When you hear a striking variety of vocal styles and tones of voice on a single track, the most likely explanation is that the music was a group effort, maybe a hook farmed out to a singer, a guest feature commissioned from a rapper, and harmonies contributed by someone else besides. $avvy has plenty of performers in his circle that he can call on for that sort of thing, a few of whom — including his predecessor and Nashville independent hip-hop pacesetter Mike Floss — appear on his upcoming album The POOR Tapes. But the markedly different singing and rapping styles on the album track “Go!,” produced by Dmndstr and premiering exclusively on WNXP, are all $avvy. To get across the idea of exasperation building up to a parting of ways, he laid down euphoric, falsetto interludes, tauntingly relaxed verses and emphatic hooks, and to help him calibrate the tone of each of those parts, he turned to the mellow, psychedelic melodicism of Tame Impala and the scrappy, punk-schooled hip-hop of the duo Paris Texas.
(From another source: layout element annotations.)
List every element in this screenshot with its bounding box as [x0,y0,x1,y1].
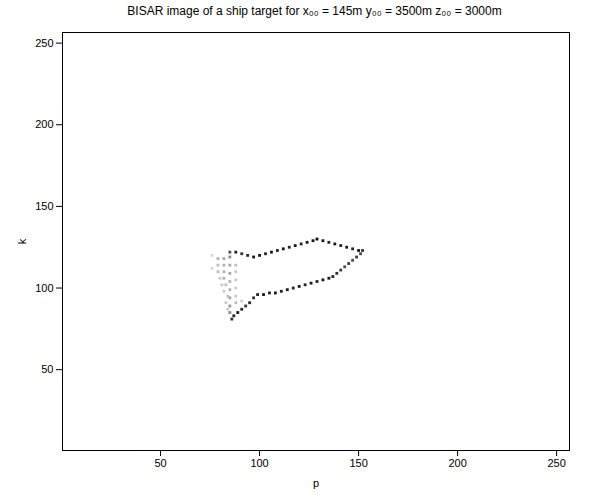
svg-text:100: 100 [35,282,53,294]
svg-text:50: 50 [154,457,166,469]
svg-text:k: k [16,238,28,244]
svg-text:p: p [313,477,319,489]
svg-text:100: 100 [250,457,268,469]
svg-text:150: 150 [349,457,367,469]
svg-text:150: 150 [35,200,53,212]
svg-text:250: 250 [547,457,565,469]
html-text:BISAR image of a ship target f: BISAR image of a ship target for x₀₀ = 1… [127,4,502,18]
svg-text:200: 200 [448,457,466,469]
svg-text:250: 250 [35,37,53,49]
svg-text:50: 50 [41,363,53,375]
svg-text:200: 200 [35,118,53,130]
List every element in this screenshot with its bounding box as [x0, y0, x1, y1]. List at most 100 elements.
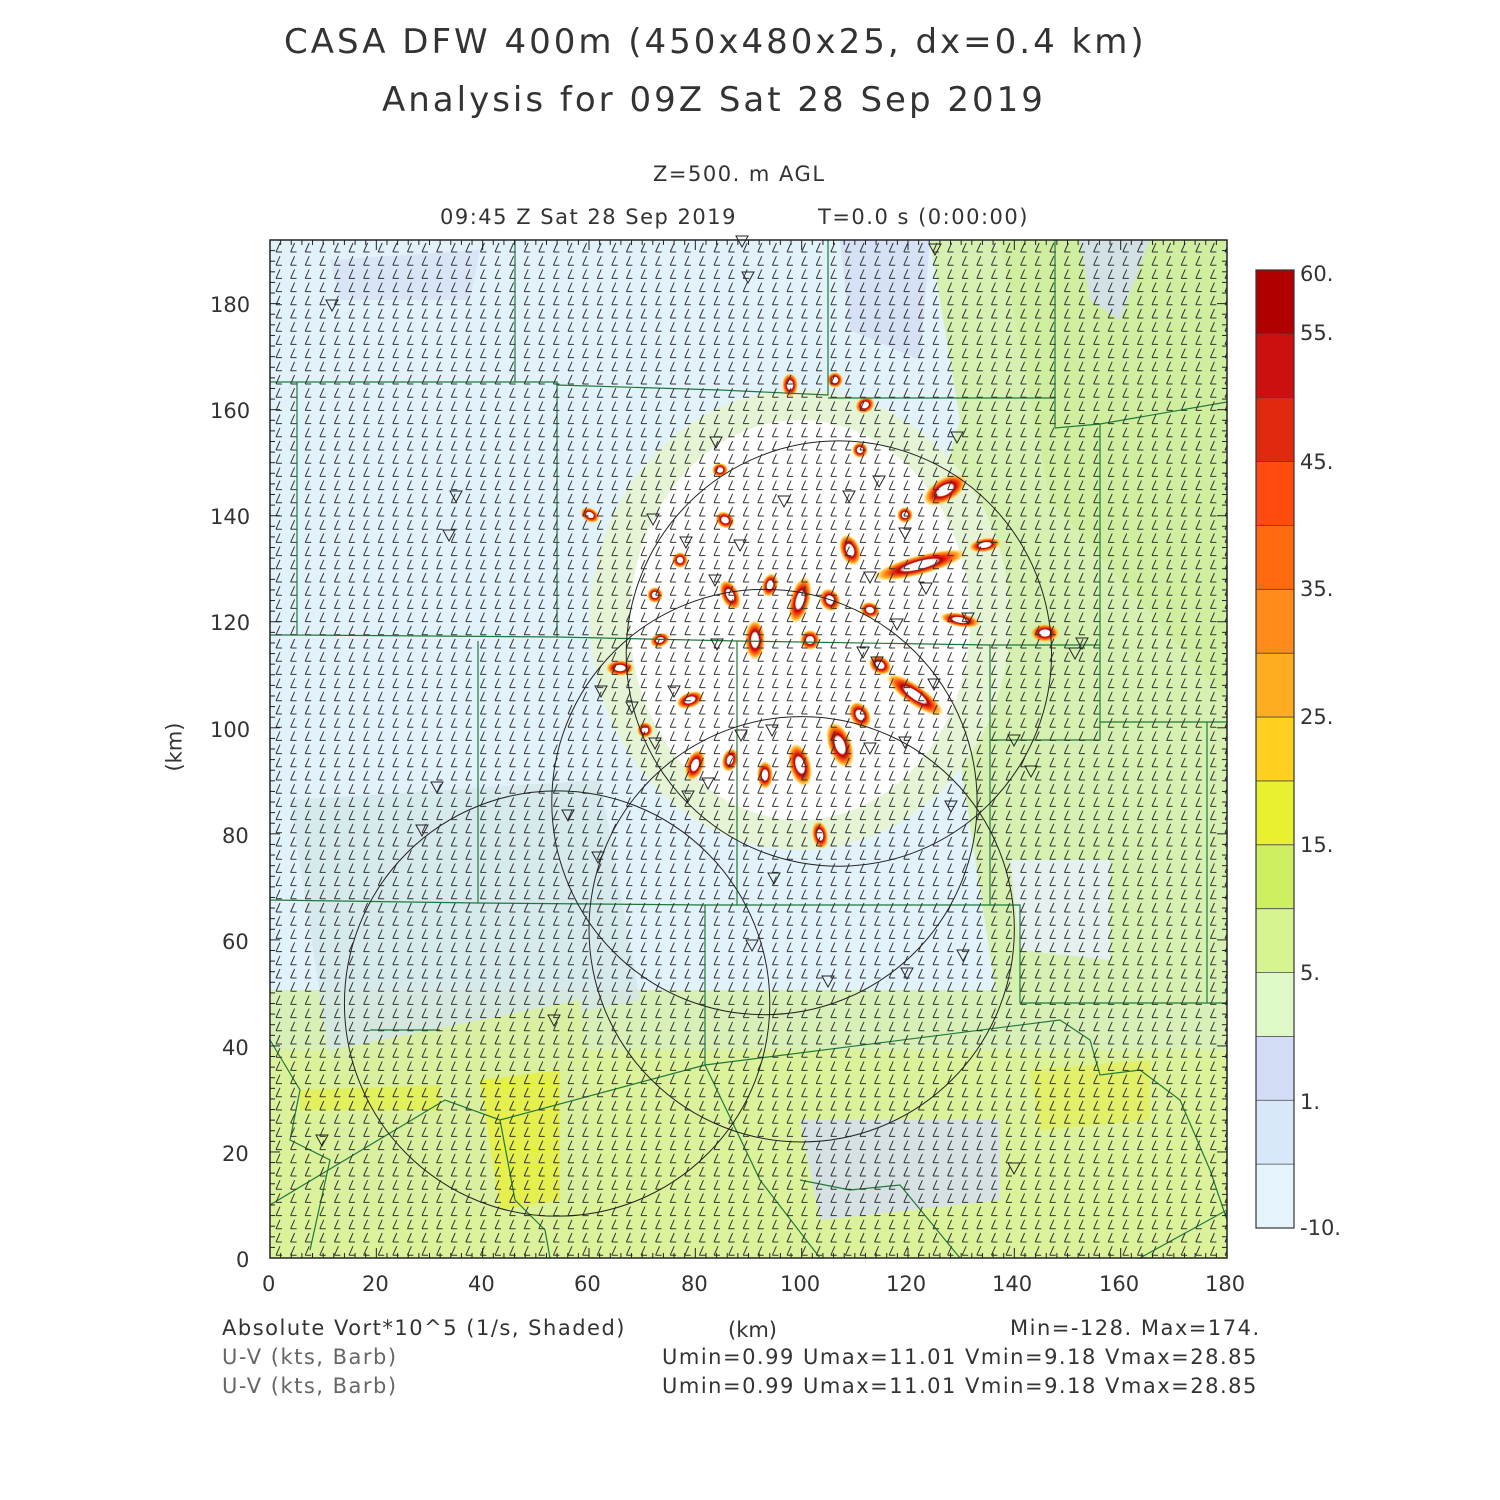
wind-barb [757, 533, 764, 543]
wind-barb [333, 255, 341, 266]
wind-barb [757, 335, 764, 345]
wind-barb [844, 453, 852, 464]
wind-barb [552, 559, 560, 570]
wind-barb [421, 414, 428, 425]
wind-barb [290, 506, 297, 517]
wind-barb [319, 361, 326, 372]
wind-barb [698, 348, 706, 359]
wind-barb [771, 493, 779, 504]
wind-barb [479, 480, 487, 491]
wind-barb [465, 255, 472, 266]
wind-barb [742, 678, 750, 689]
wind-barb [1122, 651, 1129, 662]
wind-barb [1049, 401, 1056, 411]
wind-barb [406, 282, 414, 293]
wind-barb [290, 572, 297, 583]
wind-barb [917, 665, 925, 675]
wind-barb [567, 387, 574, 398]
wind-barb [1093, 519, 1100, 530]
wind-barb [932, 704, 939, 715]
wind-barb [319, 387, 326, 398]
wind-barb [1151, 348, 1158, 359]
wind-barb [1093, 401, 1100, 411]
wind-barb [1122, 401, 1129, 411]
wind-barb [640, 295, 647, 306]
wind-barb [1078, 651, 1085, 662]
wind-barb [348, 691, 355, 702]
wind-barb [728, 440, 735, 451]
wind-barb [1180, 572, 1188, 583]
wind-barb [742, 321, 750, 332]
wind-barb [436, 348, 443, 359]
wind-barb [538, 585, 545, 596]
wind-barb [421, 691, 428, 702]
wind-barb [1209, 255, 1217, 266]
wind-barb [290, 546, 297, 557]
wind-barb [786, 691, 793, 702]
wind-barb [990, 678, 998, 689]
wind-barb [333, 678, 341, 689]
wind-barb [596, 585, 604, 596]
wind-barb [333, 440, 341, 451]
wind-barb [771, 295, 779, 306]
wind-barb [1195, 401, 1202, 411]
wind-barb [319, 533, 326, 543]
wind-barb [333, 665, 341, 675]
wind-barb [436, 295, 443, 306]
wind-barb [333, 704, 341, 715]
wind-barb [728, 414, 735, 425]
wind-barb [538, 533, 545, 543]
wind-barb [801, 691, 808, 702]
wind-barb [874, 572, 881, 583]
wind-barb [1151, 572, 1158, 583]
wind-barb [1166, 638, 1173, 649]
wind-barb [1020, 625, 1027, 636]
wind-barb [538, 361, 545, 372]
wind-barb [742, 559, 750, 570]
wind-barb [333, 453, 341, 464]
wind-barb [406, 599, 414, 609]
wind-barb [1020, 585, 1027, 596]
wind-barb [319, 480, 326, 491]
wind-barb [1020, 387, 1027, 398]
wind-barb [815, 599, 823, 609]
wind-barb [450, 638, 458, 649]
wind-barb [479, 599, 487, 609]
wind-barb [1005, 651, 1012, 662]
wind-barb [684, 533, 691, 543]
wind-barb [1049, 493, 1056, 504]
wind-barb [275, 335, 282, 345]
wind-barb [903, 678, 910, 689]
wind-barb [698, 625, 706, 636]
wind-barb [1195, 546, 1202, 557]
wind-barb [479, 295, 487, 306]
wind-barb [582, 361, 589, 372]
wind-barb [1136, 414, 1144, 425]
wind-barb [290, 321, 297, 332]
wind-barb [1151, 255, 1158, 266]
wind-barb [961, 401, 969, 411]
wind-barb [1136, 308, 1144, 319]
wind-barb [596, 282, 604, 293]
wind-barb [1209, 467, 1217, 477]
wind-barb [275, 665, 282, 675]
wind-barb [290, 440, 297, 451]
wind-barb [1034, 691, 1042, 702]
wind-barb [990, 691, 998, 702]
wind-barb [728, 467, 735, 477]
wind-barb [538, 427, 545, 438]
wind-barb [290, 533, 297, 543]
wind-barb [728, 335, 735, 345]
wind-barb [436, 585, 443, 596]
wind-barb [698, 269, 706, 279]
wind-barb [494, 308, 501, 319]
wind-barb [1107, 427, 1115, 438]
wind-barb [348, 374, 355, 385]
wind-barb [771, 242, 779, 253]
wind-barb [859, 559, 866, 570]
wind-barb [947, 387, 954, 398]
wind-barb [1166, 295, 1173, 306]
wind-barb [611, 638, 618, 649]
wind-barb [698, 572, 706, 583]
wind-barb [932, 269, 939, 279]
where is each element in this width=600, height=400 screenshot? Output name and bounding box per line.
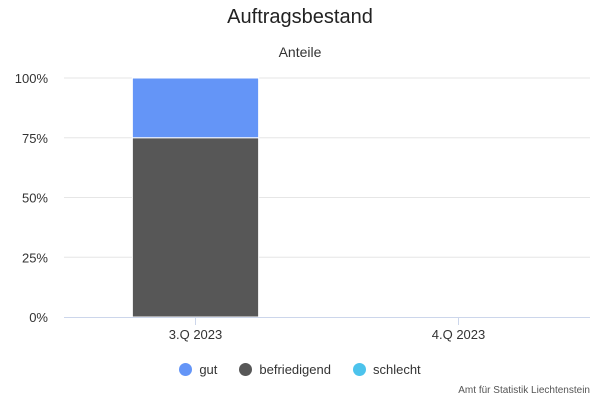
legend-swatch xyxy=(179,363,193,376)
legend-item-schlecht[interactable]: schlecht xyxy=(352,362,421,377)
chart-title: Auftragsbestand xyxy=(227,6,373,28)
y-tick-label: 75% xyxy=(22,131,48,146)
axes: 0% 25% 50% 75% 100% 3.Q 2023 4.Q 2023 xyxy=(15,71,590,342)
legend-label: gut xyxy=(199,362,218,377)
credits-text[interactable]: Amt für Statistik Liechtenstein xyxy=(458,385,590,396)
plot-area: 0% 25% 50% 75% 100% 3.Q 2023 4.Q 2023 xyxy=(15,71,590,342)
bar-befriedigend-0[interactable] xyxy=(131,137,260,318)
legend-swatch xyxy=(352,363,366,376)
bar-gut-0[interactable] xyxy=(131,77,260,139)
bars xyxy=(131,77,260,318)
legend-swatch xyxy=(239,363,253,376)
x-tick-label: 4.Q 2023 xyxy=(432,327,486,342)
x-tick-label: 3.Q 2023 xyxy=(169,327,223,342)
chart-subtitle: Anteile xyxy=(278,44,322,60)
legend-label: schlecht xyxy=(372,362,421,377)
y-tick-label: 100% xyxy=(15,71,49,86)
y-tick-label: 0% xyxy=(29,310,48,325)
legend-item-befriedigend[interactable]: befriedigend xyxy=(239,362,331,377)
y-tick-label: 25% xyxy=(22,250,48,265)
legend-label: befriedigend xyxy=(259,362,331,377)
legend-item-gut[interactable]: gut xyxy=(179,362,217,377)
y-tick-label: 50% xyxy=(22,191,48,206)
legend: gut befriedigend schlecht xyxy=(0,362,600,377)
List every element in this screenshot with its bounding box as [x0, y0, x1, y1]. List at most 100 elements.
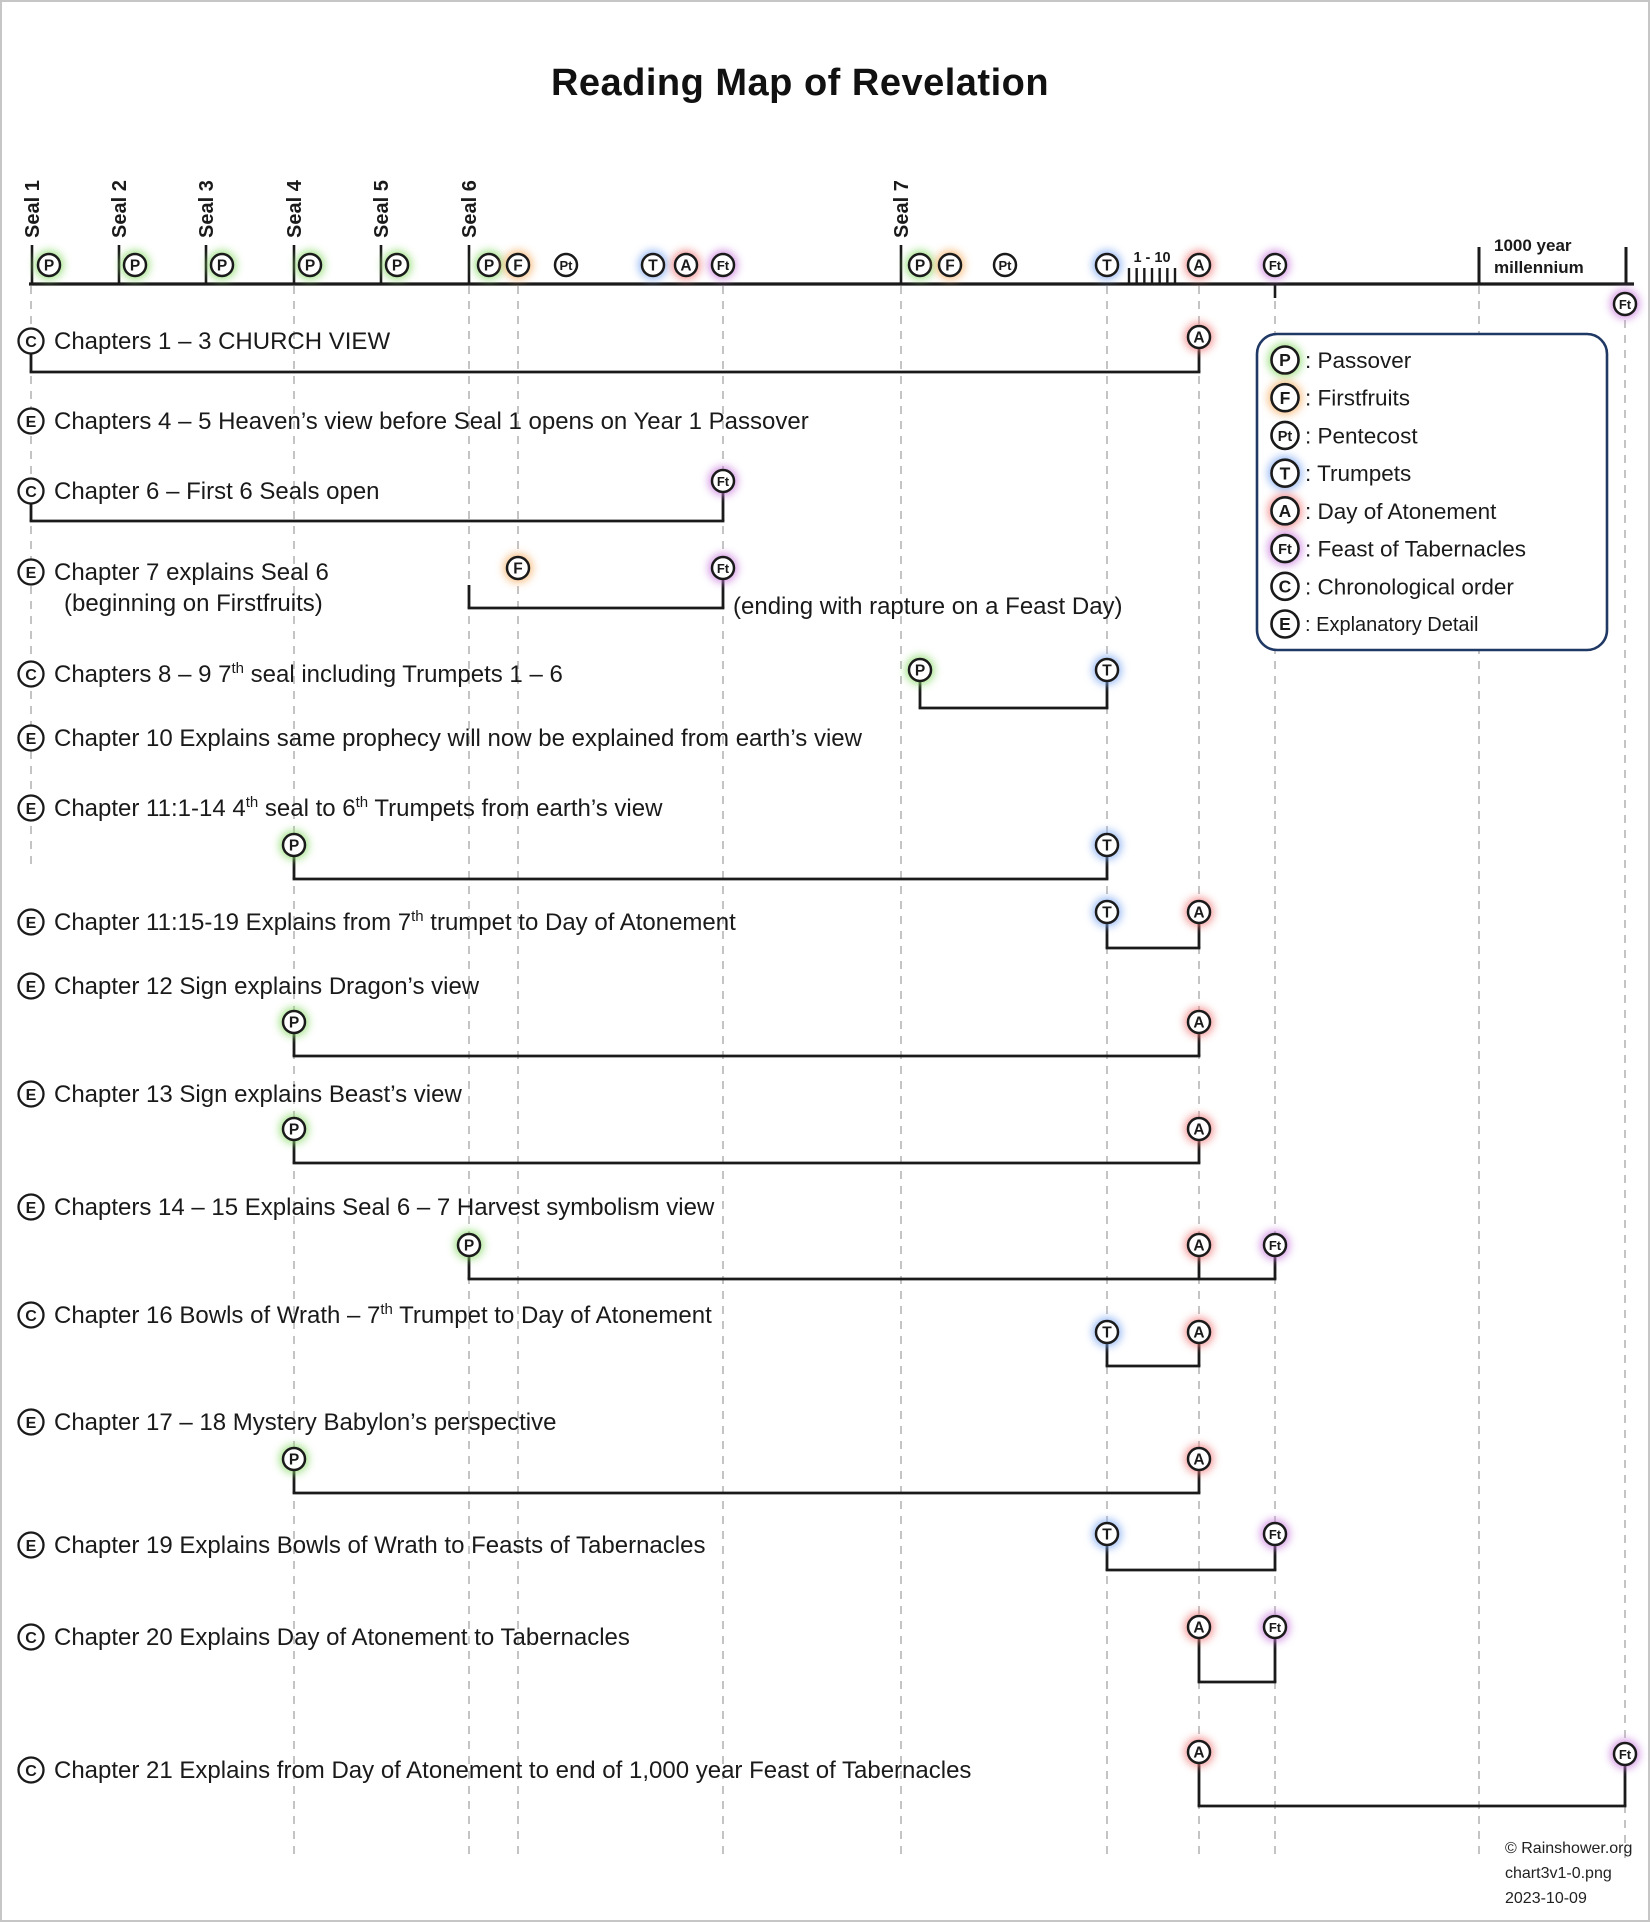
p-circle [907, 657, 933, 683]
a-letter: A [1193, 1452, 1204, 1469]
seal-label-7: Seal 7 [891, 180, 913, 238]
p-letter: P [484, 258, 494, 275]
ft-letter: Ft [1269, 1238, 1282, 1253]
p-letter: P [392, 258, 402, 275]
row-16-a-marker: A [1184, 1737, 1214, 1767]
ft-circle [710, 252, 736, 278]
row-badge-circle-e [17, 794, 45, 822]
row-badge-circle-c [17, 660, 45, 688]
p-letter: P [289, 1452, 299, 1469]
row-6: E Chapter 10 Explains same prophecy will … [17, 724, 863, 752]
row-badge-circle-c [17, 1756, 45, 1784]
p-circle [384, 252, 410, 278]
pt-letter: Pt [1278, 429, 1293, 445]
row-12-a-marker: A [1184, 1317, 1214, 1347]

Listen to $avvy’s commentary on “Go!”


Here’s what $avvy said about the creation of “Go!”:

“Paris Texas is a huge inspiration for me. I love the music that they make, the way that they’re able to blend the rap style that I love with these indie garage band-style production. And I say ‘garage band’ as a literal garage band, literally like a band playing in their garage. That’s how it feels. It feels authentic. It doesn’t feel like, ‘We’re trying to make something that sounds like punk music or like indie rock.’ No, we literally made this in the garage and we made this sound so raw, and the beats and the guitar and everything like that.

“I just love that feeling. And maybe I love that because I’ve gone to punk shows around the area and been in mosh pits and been able to see live performers. And it’s just that emotion; it’s just so different from rap. Like, with rapping, a lot of the emotion flows through what you’re saying in the way that you say it and the flow and the rhyme schemes and stuff like that. But with with punk rock, you can just play the guitar, play these chords the way that you play them and go and scream and belch out that pain or that emotion and somebody can feel it. I just wanted to try my own take on blending the two things. It’s the first time I’ve ever made a song like that.

“But Tame Impala is another good example of a style I love. I just love music like that where you can just sing with the windows down and just kind of listen. I just wanted to make something that felt good, but also still was giving the message of, ‘I feel like you should go. Where I’m at right now, if it just doesn’t feel right, I think you just need to go.'”

“I think that’s something that’s been a struggle for me in my life, is just being able to let go of things or being able to say goodbye. But it’s something that I know, as I’m growing and becoming more knowledgeable, it’s important for me to let go of things. So if something’s in your space that you don’t feel like is welcoming or is it beneficial to you, sometimes you’ve got to tell it to go. So that song came from that.”